Download or read book The Palace of Dreams written by Ismail Kadare and published by Arcade Publishing. This book was released on 1998 with total page 212 pages. Available in PDF, EPUB and Kindle. Book excerpt: When it was first published in the author's native country, THE PALACE OF DREAMS was immediately banned. The novel revolves around a secret ministry whose task is not just to spy on its citizens, but to collect and interpret their dreams. An entire nation's unconscious is thus tapped and meticulously laid bare in the form of images and symbols of the dreaming mind.

Book Insider Baseball

Download or read book Insider Baseball written by Joan Didion and published by Vintage.

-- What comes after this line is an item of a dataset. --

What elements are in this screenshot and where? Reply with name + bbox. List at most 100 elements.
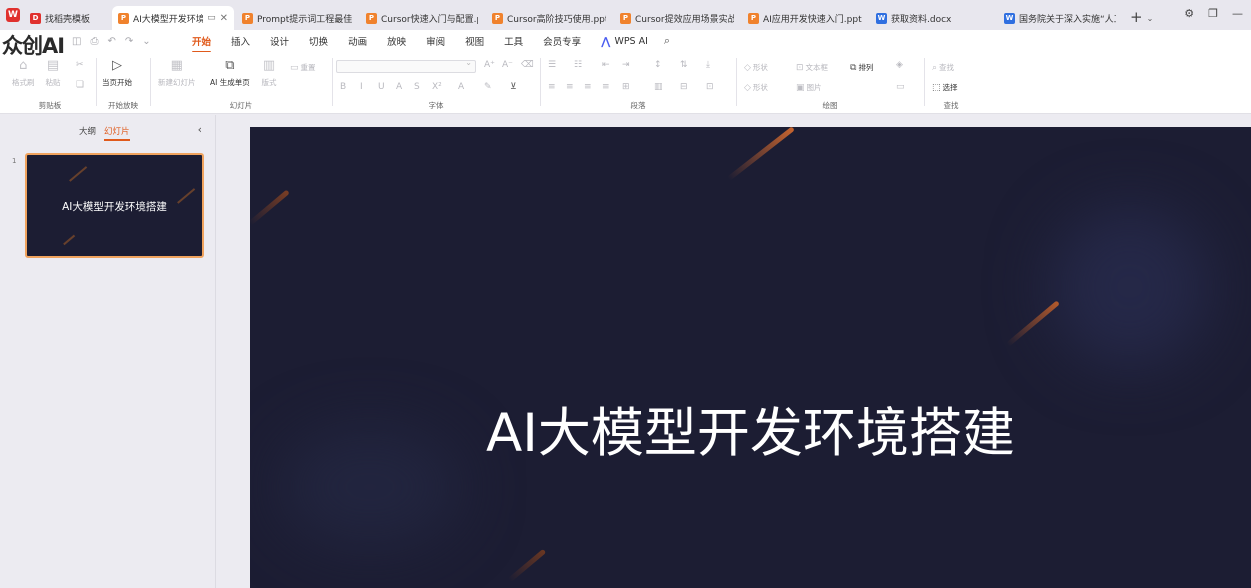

This book was released on 2016-10-04 with total page 24 pages. Available in PDF, EPUB and Kindle. Book excerpt: A Vintage Shorts Selection • Almost three decades ago, iconic and incomparable American essayist Joan Didion’s now-classic report from the Dukakis campaign trail exposed, in no uncertain terms, the complete sham that is the modern American presidential run. Writing with bite and some humor too, Didion betrays “the process”—the way in which power is exchanged and the status quo is maintained. All insiders—politicians, journalists, spin doctors—participate in a political narrative that is “designed as it is to maintain the illusion of consensus by obscuring rather than addressing actual issues.” The optics of presidential campaigns have grown ever more farcical and remote from the needs and issues most relevant to Americans’ lives, and Didion’s elegant, shrewd, and prescient commentary has never been more urgent than it is right now. An ebook short.